In Part 2, the process is:

1. Find all accessible rolls.

2. Remove them.

3. Recompute which rolls are now accessible.

4. Repeat until no more rolls can be removed.

We’re asked: how many rolls total get removed?

Mental model

Think of each roll @ as a node in a graph. Edges connect neighboring rolls (8 directions).

• Each roll has a neighbor count = number of adjacent rolls.

• A roll is fragile if neighbor_count < 4.

• When we remove a fragile roll, all its neighbors lose 1 from their neighbor count.

• Some of those neighbors might now become fragile too.

We keep peeling off fragile rolls until what remains (if any) are rolls with neighbor_count >= 4. That remaining set is the 4-core of the graph.
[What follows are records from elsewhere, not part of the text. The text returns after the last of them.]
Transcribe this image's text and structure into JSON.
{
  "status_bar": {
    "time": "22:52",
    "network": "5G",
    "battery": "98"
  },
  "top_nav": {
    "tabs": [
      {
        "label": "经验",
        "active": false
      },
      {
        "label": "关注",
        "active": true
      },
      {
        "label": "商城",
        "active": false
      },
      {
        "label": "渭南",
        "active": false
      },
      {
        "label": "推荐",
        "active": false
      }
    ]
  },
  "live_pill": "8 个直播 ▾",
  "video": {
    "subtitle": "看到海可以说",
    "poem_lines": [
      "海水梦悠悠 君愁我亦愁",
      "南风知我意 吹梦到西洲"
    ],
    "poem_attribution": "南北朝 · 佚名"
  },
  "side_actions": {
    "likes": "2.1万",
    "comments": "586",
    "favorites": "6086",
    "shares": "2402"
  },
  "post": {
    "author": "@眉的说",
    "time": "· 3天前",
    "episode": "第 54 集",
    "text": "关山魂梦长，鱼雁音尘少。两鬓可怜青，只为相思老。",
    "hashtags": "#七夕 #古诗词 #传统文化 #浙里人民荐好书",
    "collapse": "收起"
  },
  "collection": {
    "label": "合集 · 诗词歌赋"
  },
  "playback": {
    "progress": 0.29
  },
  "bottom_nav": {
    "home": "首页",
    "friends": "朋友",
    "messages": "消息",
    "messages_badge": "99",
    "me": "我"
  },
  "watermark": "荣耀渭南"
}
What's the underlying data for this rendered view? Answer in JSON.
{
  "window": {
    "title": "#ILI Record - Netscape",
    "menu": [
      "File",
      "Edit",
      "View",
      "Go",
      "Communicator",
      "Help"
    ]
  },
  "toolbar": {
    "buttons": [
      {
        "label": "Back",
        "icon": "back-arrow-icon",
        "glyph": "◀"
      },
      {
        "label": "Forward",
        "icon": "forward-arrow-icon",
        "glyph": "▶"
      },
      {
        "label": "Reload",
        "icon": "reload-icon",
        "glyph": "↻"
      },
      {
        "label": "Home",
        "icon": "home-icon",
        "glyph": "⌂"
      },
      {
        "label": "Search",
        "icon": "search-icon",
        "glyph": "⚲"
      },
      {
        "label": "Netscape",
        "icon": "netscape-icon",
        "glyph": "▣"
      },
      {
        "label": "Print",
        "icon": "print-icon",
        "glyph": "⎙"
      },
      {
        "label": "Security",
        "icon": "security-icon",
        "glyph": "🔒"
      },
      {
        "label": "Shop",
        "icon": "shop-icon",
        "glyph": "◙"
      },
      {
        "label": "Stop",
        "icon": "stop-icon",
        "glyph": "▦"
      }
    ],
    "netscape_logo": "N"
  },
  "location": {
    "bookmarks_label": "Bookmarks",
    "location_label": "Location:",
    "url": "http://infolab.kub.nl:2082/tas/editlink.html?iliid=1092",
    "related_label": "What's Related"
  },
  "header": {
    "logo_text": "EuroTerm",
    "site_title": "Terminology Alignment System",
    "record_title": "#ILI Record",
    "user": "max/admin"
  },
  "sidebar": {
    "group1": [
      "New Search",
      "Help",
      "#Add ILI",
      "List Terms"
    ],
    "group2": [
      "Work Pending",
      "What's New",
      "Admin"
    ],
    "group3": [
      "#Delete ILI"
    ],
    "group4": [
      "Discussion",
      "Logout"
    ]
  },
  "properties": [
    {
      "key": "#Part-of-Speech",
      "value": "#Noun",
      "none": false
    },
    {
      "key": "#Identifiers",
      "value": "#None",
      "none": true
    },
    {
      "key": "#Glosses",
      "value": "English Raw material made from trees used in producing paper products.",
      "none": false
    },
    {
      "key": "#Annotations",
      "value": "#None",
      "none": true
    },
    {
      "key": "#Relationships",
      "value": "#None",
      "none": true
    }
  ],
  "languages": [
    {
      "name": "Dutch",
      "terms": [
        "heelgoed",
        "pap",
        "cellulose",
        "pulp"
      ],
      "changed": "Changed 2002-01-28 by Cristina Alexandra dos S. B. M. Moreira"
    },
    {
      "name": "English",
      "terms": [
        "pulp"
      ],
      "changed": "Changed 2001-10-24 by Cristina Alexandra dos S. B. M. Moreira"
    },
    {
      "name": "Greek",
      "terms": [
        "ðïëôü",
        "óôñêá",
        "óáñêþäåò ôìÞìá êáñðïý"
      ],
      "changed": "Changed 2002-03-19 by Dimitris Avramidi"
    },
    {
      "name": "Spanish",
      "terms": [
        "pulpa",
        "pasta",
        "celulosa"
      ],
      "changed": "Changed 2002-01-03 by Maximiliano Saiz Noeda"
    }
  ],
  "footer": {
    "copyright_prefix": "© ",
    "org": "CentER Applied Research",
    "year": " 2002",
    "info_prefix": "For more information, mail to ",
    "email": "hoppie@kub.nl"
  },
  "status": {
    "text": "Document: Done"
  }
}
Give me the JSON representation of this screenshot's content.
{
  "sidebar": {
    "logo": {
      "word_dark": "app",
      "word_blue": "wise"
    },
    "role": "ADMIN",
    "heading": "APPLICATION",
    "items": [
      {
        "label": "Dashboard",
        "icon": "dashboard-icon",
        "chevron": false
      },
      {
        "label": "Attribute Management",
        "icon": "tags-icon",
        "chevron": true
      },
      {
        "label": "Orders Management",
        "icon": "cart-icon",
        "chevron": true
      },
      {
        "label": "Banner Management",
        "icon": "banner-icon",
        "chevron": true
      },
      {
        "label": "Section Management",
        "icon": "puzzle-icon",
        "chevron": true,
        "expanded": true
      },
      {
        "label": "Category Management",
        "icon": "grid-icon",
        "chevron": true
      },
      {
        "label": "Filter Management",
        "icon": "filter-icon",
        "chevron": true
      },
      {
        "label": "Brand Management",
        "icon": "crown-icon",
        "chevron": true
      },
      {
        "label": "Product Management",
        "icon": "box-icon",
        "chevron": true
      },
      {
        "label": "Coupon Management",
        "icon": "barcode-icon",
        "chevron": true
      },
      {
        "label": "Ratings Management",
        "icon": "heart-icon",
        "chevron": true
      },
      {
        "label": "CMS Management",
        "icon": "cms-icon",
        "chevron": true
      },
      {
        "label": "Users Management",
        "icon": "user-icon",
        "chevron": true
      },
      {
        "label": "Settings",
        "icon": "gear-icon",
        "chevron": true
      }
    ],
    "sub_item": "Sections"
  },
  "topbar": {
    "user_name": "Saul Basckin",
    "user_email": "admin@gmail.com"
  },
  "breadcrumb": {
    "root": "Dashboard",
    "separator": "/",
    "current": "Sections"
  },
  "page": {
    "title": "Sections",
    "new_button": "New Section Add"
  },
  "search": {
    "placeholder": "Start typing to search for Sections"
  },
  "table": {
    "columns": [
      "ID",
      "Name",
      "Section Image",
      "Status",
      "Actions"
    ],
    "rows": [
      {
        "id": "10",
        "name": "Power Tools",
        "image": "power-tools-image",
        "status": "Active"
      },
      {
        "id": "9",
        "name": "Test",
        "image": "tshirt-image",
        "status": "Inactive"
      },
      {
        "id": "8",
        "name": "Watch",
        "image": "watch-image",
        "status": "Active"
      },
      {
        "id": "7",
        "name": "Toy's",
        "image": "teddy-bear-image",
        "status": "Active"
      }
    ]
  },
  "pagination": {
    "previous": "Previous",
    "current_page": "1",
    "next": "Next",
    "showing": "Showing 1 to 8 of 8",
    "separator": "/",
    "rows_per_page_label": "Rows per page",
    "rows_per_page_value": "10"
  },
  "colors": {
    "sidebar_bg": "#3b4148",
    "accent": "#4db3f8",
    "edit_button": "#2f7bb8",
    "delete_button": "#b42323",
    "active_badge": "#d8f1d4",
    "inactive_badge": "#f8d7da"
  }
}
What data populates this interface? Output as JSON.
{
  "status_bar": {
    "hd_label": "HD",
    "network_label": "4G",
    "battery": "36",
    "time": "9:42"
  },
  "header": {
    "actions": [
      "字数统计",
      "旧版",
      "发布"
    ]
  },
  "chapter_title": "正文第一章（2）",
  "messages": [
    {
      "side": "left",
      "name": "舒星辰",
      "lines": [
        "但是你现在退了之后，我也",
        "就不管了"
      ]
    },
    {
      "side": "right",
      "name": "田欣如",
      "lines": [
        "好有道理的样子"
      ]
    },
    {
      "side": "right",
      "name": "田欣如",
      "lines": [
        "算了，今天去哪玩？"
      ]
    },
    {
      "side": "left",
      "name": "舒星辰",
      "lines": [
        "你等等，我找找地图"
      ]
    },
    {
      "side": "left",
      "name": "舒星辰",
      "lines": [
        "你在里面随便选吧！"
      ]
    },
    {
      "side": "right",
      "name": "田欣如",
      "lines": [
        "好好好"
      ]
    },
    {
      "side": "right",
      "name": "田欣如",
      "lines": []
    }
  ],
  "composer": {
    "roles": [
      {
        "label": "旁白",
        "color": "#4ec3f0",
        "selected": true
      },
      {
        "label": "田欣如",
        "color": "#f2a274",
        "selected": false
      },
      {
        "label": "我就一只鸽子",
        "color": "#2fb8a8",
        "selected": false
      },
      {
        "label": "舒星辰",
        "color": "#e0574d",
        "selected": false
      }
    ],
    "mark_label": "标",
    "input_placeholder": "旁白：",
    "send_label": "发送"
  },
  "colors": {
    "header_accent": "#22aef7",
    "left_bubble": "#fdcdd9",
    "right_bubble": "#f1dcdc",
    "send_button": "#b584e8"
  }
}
Total removed:

\(\text{removed} = \text{initial rolls} - \text{rolls remaining in the 4-core}\)

Algorithmically:

1. For every cell (r, c) with @, count its neighbors adj[r][c] (8 directions).

2. Put all rolls with adj[r][c] < 4 into a queue.

3. While the queue is not empty:

   • Pop a roll (r, c):

     • If already removed, skip.

     • Mark it removed; increment removed.

     • For each neighboring roll (nr, nc) not removed:

       • Decrease adj[nr][nc] by 1.

       • If adj[nr][nc] just dropped from 4 to 3 (or in general < 4), push (nr, nc) into the queue.

4. When the queue stabilizes, no more rolls become fragile. removed is the answer.

This approach matches the example given:

You keep stripping “exposed” rolls until the remaining clump is too dense for forklifts to reach any more.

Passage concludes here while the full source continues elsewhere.